Te souviens-tu de ma réponse? Je te partageais ma consternation et mon inquiétude pour la démocratie en France et plus largement en Europe et dans le monde. Je t’informais aussi de la tenue récente d’élections en Belgique et en Wallonie. Je te rendais compte des résultats de ces élections : même si les résultats de l’extrême droite sont inégaux selon les régions, ces élections ont clairement été marquées par une droitisation de l’électorat et la période qui a suivi par une extrême-droitisation de l’offre politique. Je te partageais aussi nos incertitudes sur le sort qui allait être réservé aux associations par nos prochains gouvernements. J’en appelais enfin à une plus grande solidarité entre nous qui, de part et d’autre de la frontière entre nos pays, défendons la contribution des associations à l’intérêt général et à la construction d’une société réellement démocratique.
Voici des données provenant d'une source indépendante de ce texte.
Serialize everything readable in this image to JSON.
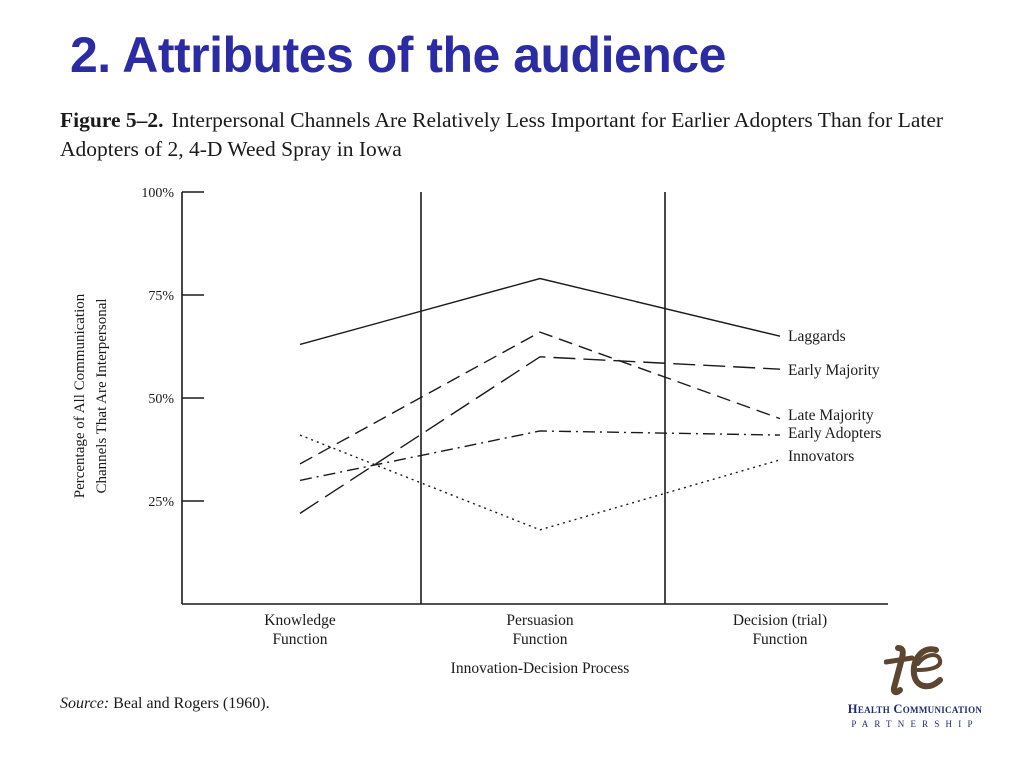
{
  "slide": {
    "title": "2. Attributes of the audience"
  },
  "figure": {
    "number": "Figure 5–2.",
    "caption": "Interpersonal Channels Are Relatively Less Important for Earlier Adopters Than for Later Adopters of 2, 4-D Weed Spray in Iowa"
  },
  "source": {
    "label": "Source:",
    "text": "Beal and Rogers (1960)."
  },
  "logo": {
    "name": "Health Communication",
    "sub": "PARTNERSHIP",
    "mark_color": "#5c4632",
    "text_color": "#1f2d6b"
  },
  "chart_data": {
    "type": "line",
    "title": "Interpersonal Channels Are Relatively Less Important for Earlier Adopters Than for Later Adopters of 2, 4-D Weed Spray in Iowa",
    "xlabel": "Innovation-Decision Process",
    "ylabel": "Percentage of All Communication Channels That Are Interpersonal",
    "categories": [
      "Knowledge Function",
      "Persuasion Function",
      "Decision (trial) Function"
    ],
    "categories_display": [
      [
        "Knowledge",
        "Function"
      ],
      [
        "Persuasion",
        "Function"
      ],
      [
        "Decision (trial)",
        "Function"
      ]
    ],
    "y_ticks": [
      25,
      50,
      75,
      100
    ],
    "y_tick_labels": [
      "25%",
      "50%",
      "75%",
      "100%"
    ],
    "ylim": [
      0,
      100
    ],
    "grid": false,
    "legend": "direct labels at right end of lines",
    "series": [
      {
        "name": "Laggards",
        "values": [
          63,
          79,
          65
        ],
        "dash": "solid"
      },
      {
        "name": "Early Majority",
        "values": [
          22,
          60,
          57
        ],
        "dash": "long-dash"
      },
      {
        "name": "Late Majority",
        "values": [
          34,
          66,
          45
        ],
        "dash": "dash"
      },
      {
        "name": "Early Adopters",
        "values": [
          30,
          42,
          41
        ],
        "dash": "dash-dot"
      },
      {
        "name": "Innovators",
        "values": [
          41,
          18,
          35
        ],
        "dash": "dotted"
      }
    ],
    "colors": {
      "ink": "#1a1a1a",
      "title": "#2b2ba3"
    }
  }
}
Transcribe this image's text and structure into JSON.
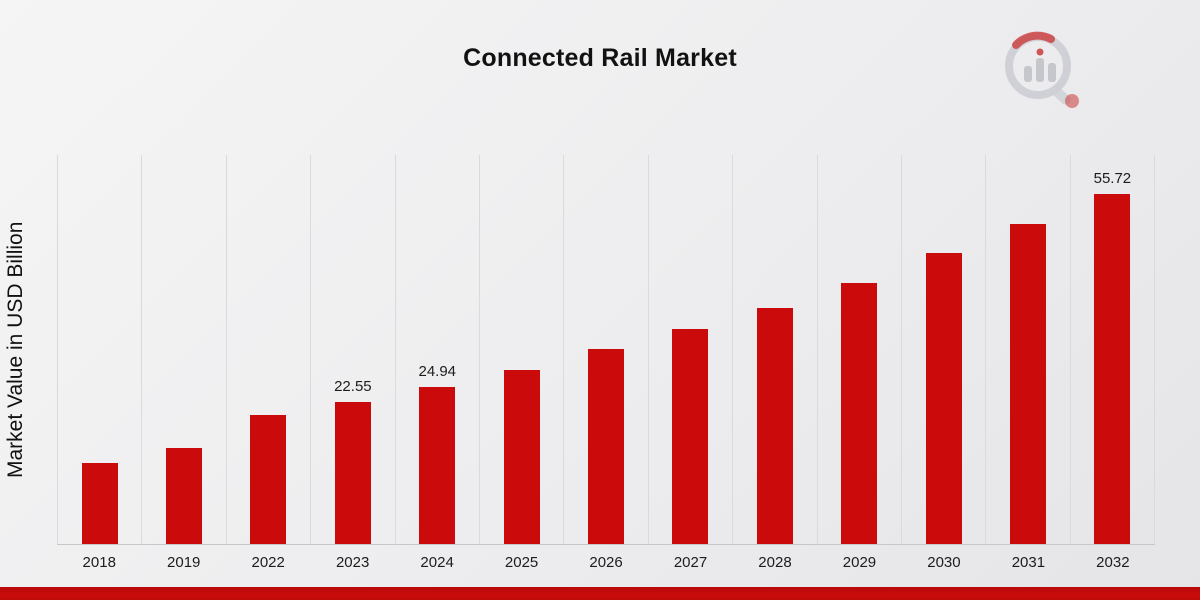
{
  "title": "Connected Rail Market",
  "ylabel": "Market Value in USD Billion",
  "branding": {
    "logo_icon": "market-research-chart-magnifier-logo"
  },
  "colors": {
    "bar": "#cb0b0b",
    "bottom_stripe": "#cb0b0b",
    "background": "#ededef",
    "gridline": "#dadadc",
    "text": "#121212"
  },
  "chart_data": {
    "type": "bar",
    "title": "Connected Rail Market",
    "xlabel": "",
    "ylabel": "Market Value in USD Billion",
    "categories": [
      "2018",
      "2019",
      "2022",
      "2023",
      "2024",
      "2025",
      "2026",
      "2027",
      "2028",
      "2029",
      "2030",
      "2031",
      "2032"
    ],
    "values": [
      12.9,
      15.2,
      20.5,
      22.55,
      24.94,
      27.6,
      31.0,
      34.2,
      37.5,
      41.5,
      46.2,
      50.9,
      55.72
    ],
    "value_labels": {
      "2023": "22.55",
      "2024": "24.94",
      "2032": "55.72"
    },
    "ylim": [
      0,
      62
    ],
    "grid": "vertical",
    "legend": "none",
    "bar_color": "#cb0b0b"
  }
}
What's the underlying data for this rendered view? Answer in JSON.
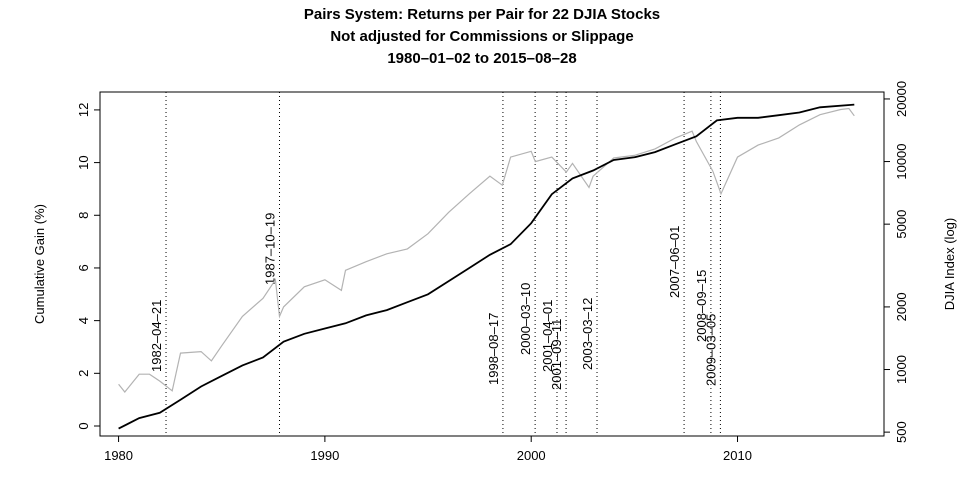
{
  "chart_data": {
    "type": "line",
    "title": [
      "Pairs System: Returns per Pair for 22 DJIA Stocks",
      "Not adjusted for Commissions or Slippage",
      "1980–01–02 to 2015–08–28"
    ],
    "ylabel": "Cumulative Gain (%)",
    "y2label": "DJIA Index (log)",
    "xlim": [
      1979.1,
      2017.1
    ],
    "xticks": [
      1980,
      1990,
      2000,
      2010
    ],
    "ylim": [
      -0.38,
      12.68
    ],
    "yticks": [
      0,
      2,
      4,
      6,
      8,
      10,
      12
    ],
    "y2lim": [
      479,
      21600
    ],
    "y2ticks": [
      500,
      1000,
      2000,
      5000,
      10000,
      20000
    ],
    "y2log": true,
    "series": [
      {
        "name": "Cumulative Gain",
        "color": "#000000",
        "axis": "y",
        "x": [
          1980,
          1981,
          1982,
          1983,
          1984,
          1985,
          1986,
          1987,
          1988,
          1989,
          1990,
          1991,
          1992,
          1993,
          1994,
          1995,
          1996,
          1997,
          1998,
          1999,
          2000,
          2001,
          2002,
          2003,
          2004,
          2005,
          2006,
          2007,
          2008,
          2009,
          2010,
          2011,
          2012,
          2013,
          2014,
          2015.66
        ],
        "values": [
          -0.1,
          0.3,
          0.5,
          1.0,
          1.5,
          1.9,
          2.3,
          2.6,
          3.2,
          3.5,
          3.7,
          3.9,
          4.2,
          4.4,
          4.7,
          5.0,
          5.5,
          6.0,
          6.5,
          6.9,
          7.7,
          8.8,
          9.4,
          9.7,
          10.1,
          10.2,
          10.4,
          10.7,
          11.0,
          11.6,
          11.7,
          11.7,
          11.8,
          11.9,
          12.1,
          12.2
        ]
      },
      {
        "name": "DJIA Index",
        "color": "#b3b3b3",
        "axis": "y2",
        "x": [
          1980,
          1980.3,
          1981,
          1981.5,
          1982,
          1982.6,
          1983,
          1984,
          1984.5,
          1985,
          1986,
          1987,
          1987.6,
          1987.8,
          1988,
          1989,
          1990,
          1990.8,
          1991,
          1992,
          1993,
          1994,
          1995,
          1996,
          1997,
          1998,
          1998.6,
          1999,
          2000,
          2000.2,
          2001,
          2001.7,
          2002,
          2002.8,
          2003,
          2004,
          2005,
          2006,
          2007,
          2007.8,
          2008,
          2008.8,
          2009.2,
          2010,
          2011,
          2012,
          2013,
          2014,
          2015,
          2015.4,
          2015.66
        ],
        "values": [
          850,
          780,
          950,
          950,
          880,
          790,
          1200,
          1220,
          1100,
          1300,
          1800,
          2200,
          2700,
          1800,
          2000,
          2500,
          2700,
          2400,
          3000,
          3300,
          3600,
          3800,
          4500,
          5700,
          7000,
          8500,
          7700,
          10500,
          11200,
          10000,
          10500,
          8900,
          9800,
          7500,
          8500,
          10400,
          10700,
          11500,
          13000,
          14000,
          12500,
          9000,
          7000,
          10500,
          12000,
          13000,
          15000,
          16800,
          17800,
          18000,
          16600
        ]
      }
    ],
    "events": [
      {
        "label": "1982–04–21",
        "x": 1982.3
      },
      {
        "label": "1987–10–19",
        "x": 1987.8
      },
      {
        "label": "1998–08–17",
        "x": 1998.63
      },
      {
        "label": "2000–03–10",
        "x": 2000.19
      },
      {
        "label": "2001–04–01",
        "x": 2001.25
      },
      {
        "label": "2001–09–11",
        "x": 2001.69
      },
      {
        "label": "2003–03–12",
        "x": 2003.19
      },
      {
        "label": "2007–06–01",
        "x": 2007.41
      },
      {
        "label": "2008–09–15",
        "x": 2008.71
      },
      {
        "label": "2009–03–05",
        "x": 2009.17
      }
    ]
  }
}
Bien sûr la Belgique est connue pour la densité de son tissu associatif et pour l’importance des «corps intermédiaires» dans sa démocratie. Le rôle de ceux-ci est fait de dialogue, de concertation sociale mais aussi de plaidoyer et de rapport de force avec les élu·es politiques. Un tel mécanisme joue un rôle dans la transformation de la société à plusieurs égards. Il est aussi le signe d’une démocratie vivante et vivace. L’histoire de notre pays est émaillée de telles luttes qui ont créé ou transformé nos institutions. Ces luttes sont préparées et discutées préalablement dans les espaces de délibération que constituent les associations ainsi que dans les coalitions interassociatives ou les diverses fédérations existantes. Ces espaces politiques de proximité touchent et mobilisent une diversité de citoyen·nes. C’est notamment de cette manière que la démocratie peut être considérée comme participative.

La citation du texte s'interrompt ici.